Sarah nods. “Exactly. So to avoid that we’re swinging you to the opposite extreme and making you Beaver-Fucking-Cleaver. No more drinking, no more partying, no more smoking, no more women.”
“I know. I know. I’ve had the rundown from Grant. But how long are we gonna do this? How long do I have to pretend to be this guy?”
“Who are you kidding? You are this guy.”
“Bullshit,” I laugh.
“Oh really?” Sarah stands back, crossing her arms over her chest. “You’re going to look me in the face and tell me you’re not the sensitive type? That you’re a badass rock star who loves partying and drinking and drugs? Loose women and all night benders? That’s all you’re about?”
“Yes?” I answer hesitantly.
Sarah’s not buying it. “I’ve known you half your life, Ryker, and I know for a fact you don’t enjoy any of that shit half as much as you pretend to. You gave it a shot but it’s not you. It was an act, one you have never been very good at. And I think ever since your mom died, you’ve known it. You just can’t admit it because without this act, you don’t know who the fuck you are.” She pauses, looking down at me sternly. “How about that, sweetie? Am I getting warm?”

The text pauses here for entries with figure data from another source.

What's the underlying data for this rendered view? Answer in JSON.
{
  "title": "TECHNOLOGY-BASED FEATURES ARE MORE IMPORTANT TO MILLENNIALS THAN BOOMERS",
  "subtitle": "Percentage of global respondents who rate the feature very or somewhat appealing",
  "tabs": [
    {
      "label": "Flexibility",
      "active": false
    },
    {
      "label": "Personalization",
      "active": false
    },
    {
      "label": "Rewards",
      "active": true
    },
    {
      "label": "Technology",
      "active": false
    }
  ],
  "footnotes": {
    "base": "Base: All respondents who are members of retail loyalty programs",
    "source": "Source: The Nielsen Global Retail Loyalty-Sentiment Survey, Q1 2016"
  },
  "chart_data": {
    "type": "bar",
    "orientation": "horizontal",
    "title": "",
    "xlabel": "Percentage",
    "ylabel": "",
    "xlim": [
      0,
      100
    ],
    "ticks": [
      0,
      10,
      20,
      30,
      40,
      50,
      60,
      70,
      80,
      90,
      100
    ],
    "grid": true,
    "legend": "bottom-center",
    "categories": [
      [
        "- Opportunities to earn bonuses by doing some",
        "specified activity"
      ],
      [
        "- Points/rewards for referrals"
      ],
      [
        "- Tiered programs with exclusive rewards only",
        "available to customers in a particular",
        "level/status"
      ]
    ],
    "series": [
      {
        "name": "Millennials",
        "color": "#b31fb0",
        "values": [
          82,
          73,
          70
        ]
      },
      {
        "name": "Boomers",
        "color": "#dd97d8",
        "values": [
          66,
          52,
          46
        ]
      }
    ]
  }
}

I lick my lips. They’re dry again. My head is starting to pound with my pulse, erratic and angry. “How long do I have to perform this new act? The wholesome shit?”
“As long as it takes for people to forget what your dick looks like.”
“Fuck.”
She snorts derisively. “Don’t worry. It’s not that memorable.”
I offer her the tube of concealer back. “I’m not wearing makeup.”
She snatches it out of my hand. “Yes, you are. And since when do you care? You wear makeup all the time for interviews and shows. Don’t get squeamish on me now.”
Before I can protest, she’s smearing cold, tan cream under my eyes. I wince as her long nails come too close for comfort.